Ashton Skinner, a 2015 Whitworth graduate, recently had the privilege of attending the second Obama Foundation Summit after completing the Obama Foundation Community Leadership Corps program. The summit was held in Chicago on Nov. 18 and 19.
According to the Obama Foundation’s website, the goal of the Leadership Corps is to “empower and train young leaders to create the world they want to live in by working to address an issue in their community.” The program is for people 18-25 who live in Columbia, SC, Phoenix, AZ and Chicago, IL.
Skinner applied to the Leadership Corps and was selected as one of 35 young leaders from Phoenix. During the six months of training, participants were given mentorship and funding from the Obama Foundation to respond to an issue in their local community.
“That mentorship was really indispensable for us. And really, it is such a cool thing that they are investing in so many individuals who will be able to then give back to their communities,” Skinner said.
Skinner’s project for the Leadership Corps coincided with their work as a transgender & millennial outreach coordinator at the non-profit ONE Community. ONE Community is an Arizona “statewide coalition of socially responsible businesses and individuals who support diversity, inclusion and equality,” according to its website.
Skinner’s project was founding QuTopia, a website that connects trans people to resources for addiction and recovery, crisis intervention, mental and behavioral health, pediatrics and adolescent care, primary care, sexual health and family planning, social and peer support groups, specialists, transition-related care and more in Arizona. Skinner had help from friends they recruited to be on their project team.
“For my project I built a Yelp! style directory website that hosts profiles like listings for doctors and therapists who treat trans patients. That way trans people can find safe, direct access to competent medical care, which is a huge need here and something that is often a really big hurdle to people transitioning in Arizona,” Skinner said.
Arizona ranks 12th in the United States for concentration of transgender adults, according to the Williams Institute.
At the Obama Foundation, Skinner met with the other individuals from the three cities who had been also working on their own community related projects for the last six months.
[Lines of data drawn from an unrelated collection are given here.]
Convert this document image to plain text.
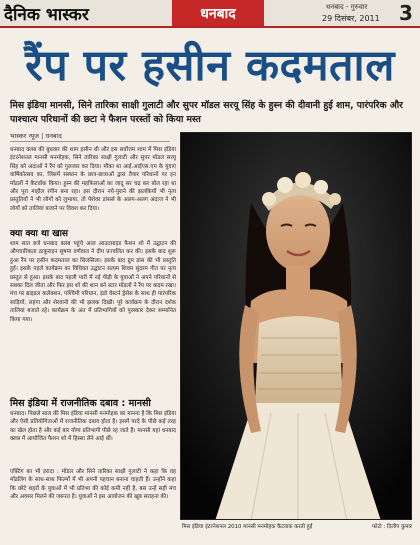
दैनिक भास्कर	धनबाद	धनबाद - गुरुवार
29 दिसंबर, 2011 3
रैंप पर हसीन कदमताल
मिस इंडिया मानसी, सिने तारिका साक्षी गुलाटी और सुपर मॉडल सरयू सिंह के हुस्न की दीवानी हुई शाम, पारंपरिक और पाश्चात्य परिधानों की छटा ने फैशन परस्तों को किया मस्त
भास्कर न्यूज | धनबाद
धनबाद क्लब की बुधवार की शाम हसीन थी और इस सर्वोत्तम शाम में मिस इंडिया इंटरनेशनल मानसी मनमोहक, सिने तारिका साक्षी गुलाटी और सुपर मॉडल सरयू सिंह को अदाओं ने रैंप को गुलजार कर दिया। मौका था आई.आईएस.एम के युवाएं वार्षिकोत्सव का, जिसमें संस्थान के छात्र-छात्राओं द्वारा तैयार परिधानों पर इन मॉडलों ने कैटवॉक किया। हुस्न की महफिलाओं का जादू सर चढ़ कर बोल रहा था और पूरा माहौल रंगीन बना रहा। इस दौरान नये-पुराने की झलकियों भी नृत्य प्रस्तुतियों ने भी लोगों को लुभाया, तो पेशेवर डांसर्स के अलग-अलग अंदाज ने भी लोगों को तालियां बजाने पर विवश कर दिया।
क्या क्या था खास
शाम सात बजे धनबाद क्लब पहुंचे आल आउटसाइड फैशन शो में उद्घाटन की औपचारिकता ठाकुराइन सुषमा वर्णवाल ने दीप प्रज्वलित कर की। इसके बाद शुरू हुआ रैंप पर हसीन कदमताल का सिलसिला। इसके बाद ग्रुप डांस की भी प्रस्तुति हुई। इसके पहले कार्यक्रम का विधिवत उद्घाटन सत्यम शिवम सुंदरम गीत पर नृत्य प्रस्तुत से हुआ। इसके बाद पहली पारी में नई पीढ़ी के युवाओं ने अपने परिधानों से सबका दिल जीता और फिर इस शो की शान बने स्टार मॉडलों ने रैंप पर कदम रखा। मंच पर ब्राइडल कलेक्शन, पश्चिमी परिधान, इंडो वेस्टर्न ड्रेसेस के साथ ही पारंपरिक साड़ियों, लहंगा और शेरवानी की भी झलक दिखी। पूरे कार्यक्रम के दौरान दर्शक तालियां बजाते रहे। कार्यक्रम के अंत में प्रतिभागियों को पुरस्कार देकर सम्मानित किया गया।
मिस इंडिया में राजनीतिक दबाव : मानसी
धनबाद। पिछले साल की मिस इंडिया मानसी मनमोहक का मानना है कि मिस इंडिया और ऐसी प्रतियोगिताओं में राजनीतिक दबाव होता है। इसमें परदे के पीछे कई तरह का खेल होता है और कई बार योग्य प्रतिभागी पीछे रह जाते हैं। मानसी यहां धनबाद क्लब में आयोजित फैशन शो में हिस्सा लेने आई थीं।
एक्टिंग का भी इरादा : मॉडल और सिने तारिका साक्षी गुलाटी ने कहा कि वह मॉडलिंग के साथ-साथ फिल्मों में भी अपनी पहचान बनाना चाहती हैं। उन्होंने कहा कि छोटे शहरों के युवाओं में भी प्रतिभा की कोई कमी नहीं है, बस उन्हें सही मंच और अवसर मिलने की जरूरत है। युवाओं ने इस आयोजन की खूब सराहना की।
मिस इंडिया इंटरनेशनल 2010 मानसी मनमोहक कैटवाक करती हुईं	फोटो : दिलीप कुमार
“It was really cool because we all had in common the celebration of our hard work and common values but we didn’t know much about each others’ projects. So, we got to learn from each other and talk about the different ways we were impacting our communities,” Skinner said.
While attending Whitworth, Skinner met professor of political science, Kathryn Lee who, with another faculty member, hosted a book discussion group at her house on a book that was “trying to sort through LGBTQ issues and Christian theology,” she said. Lee and Skinner have continued to stay in touch.
“It has been an important friendship for me, to educate me about [Skinner’s] life and what it is like,” Lee said. “It is just spectacular that a Whitworth alum was apart of the Obama Foundation Summit.”